A former political prisoner has swept to victory in the Maldives' first-ever democratic presidential election, unseating Asia's longest-serving leader, officials said on Wednesday.
The Indian Ocean archipelago nation's election commission said that with nearly all votes from Tuesday's historic polls counted, Mohamed "Anni" Nasheed had won 54 per cent of votes to 46 percent for incumbent leader Maumoon Abdul Gayoom.
Gayoom, 71, had ruled the tourist paradise islands unchallenged since 1978, and had in the past thrown Nasheed into jail.
Gayoom failed to win an outright victory in the first round of voting three weeks ago, prompting the run-off against the charismatic 41-year-old Nasheed, once described by Amnesty International as a "prisoner of conscience."
Nasheed, a political moderate, has promised to root out corruption, deliver better healthcare and communications to remote islands, cut state spending, privatise state trading enterprises and turn the lavish presidential palace into a university.

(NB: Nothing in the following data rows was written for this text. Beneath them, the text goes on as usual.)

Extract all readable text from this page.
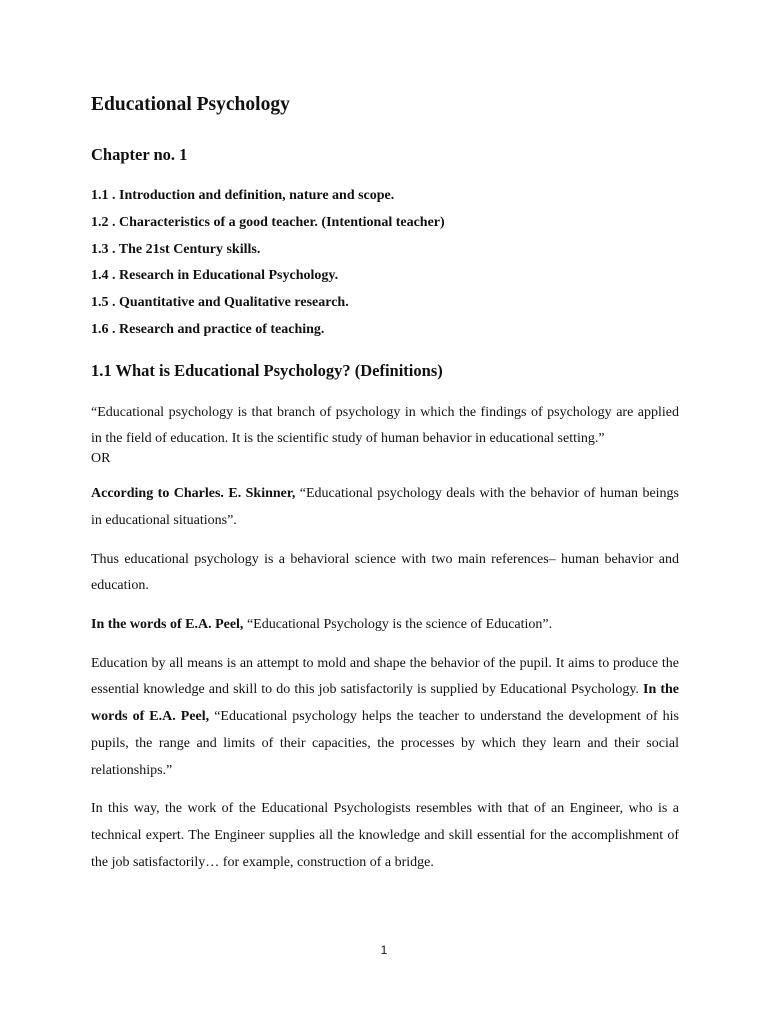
Educational Psychology
Chapter no. 1
1.1 . Introduction and definition, nature and scope.
1.2 . Characteristics of a good teacher. (Intentional teacher)
1.3 . The 21st Century skills.
1.4 . Research in Educational Psychology.
1.5 . Quantitative and Qualitative research.
1.6 . Research and practice of teaching.
1.1 What is Educational Psychology? (Definitions)

“Educational psychology is that branch of psychology in which the findings of psychology are applied in the field of education. It is the scientific study of human behavior in educational setting.”

OR

According to Charles. E. Skinner, “Educational psychology deals with the behavior of human beings in educational situations”.

Thus educational psychology is a behavioral science with two main references– human behavior and education.

In the words of E.A. Peel, “Educational Psychology is the science of Education”.

Education by all means is an attempt to mold and shape the behavior of the pupil. It aims to produce the essential knowledge and skill to do this job satisfactorily is supplied by Educational Psychology. In the words of E.A. Peel, “Educational psychology helps the teacher to understand the development of his pupils, the range and limits of their capacities, the processes by which they learn and their social relationships.”

In this way, the work of the Educational Psychologists resembles with that of an Engineer, who is a technical expert. The Engineer supplies all the knowledge and skill essential for the accomplishment of the job satisfactorily… for example, construction of a bridge.

1
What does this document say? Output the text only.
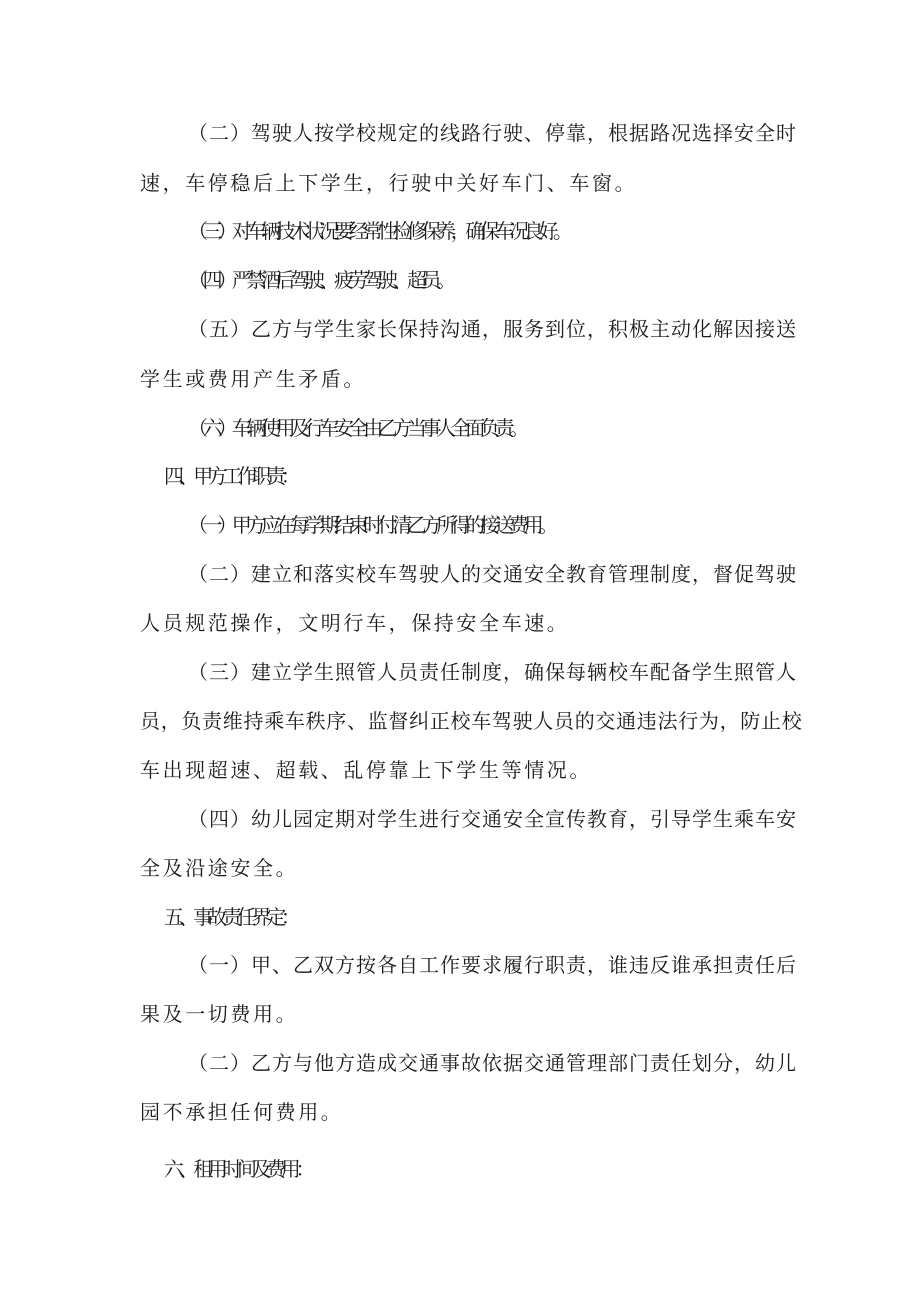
（二）驾驶人按学校规定的线路行驶、停靠，根据路况选择安全时
速，车停稳后上下学生，行驶中关好车门、车窗。
（三）对车辆技术状况要经常性检修保养，确保车况良好。
（四）严禁酒后驾驶、疲劳驾驶、超员。
（五）乙方与学生家长保持沟通，服务到位，积极主动化解因接送
学生或费用产生矛盾。
（六）车辆使用及行车安全由乙方当事人全面负责。
四、甲方工作职责：
（一）甲方应在每学期结束时付清乙方所得的接送费用。
（二）建立和落实校车驾驶人的交通安全教育管理制度，督促驾驶
人员规范操作，文明行车，保持安全车速。
（三）建立学生照管人员责任制度，确保每辆校车配备学生照管人
员，负责维持乘车秩序、监督纠正校车驾驶人员的交通违法行为，防止校
车出现超速、超载、乱停靠上下学生等情况。
（四）幼儿园定期对学生进行交通安全宣传教育，引导学生乘车安
全及沿途安全。
五、事故责任界定：
（一）甲、乙双方按各自工作要求履行职责，谁违反谁承担责任后
果及一切费用。
（二）乙方与他方造成交通事故依据交通管理部门责任划分，幼儿
园不承担任何费用。
六、租用时间及费用：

The Maldives, a liberal Sunni Muslim nation of 300,000 people, has never had multi-party elections before. In fact, until a few years ago, anyone declaring an intention to seek high office used to be banished to an uninhabited island.
The elections were the result of Gayoom's promise to bring political freedoms to the Indian Ocean archipelago in the wake of pro-democracy protests and international pressure.
With almost 97.5 per cent of the ballots counted, Nasheed had a 14,000-vote lead that put him safely above the 50 per cent mark even if all the remaining ballots went to Gayoom, an election official said.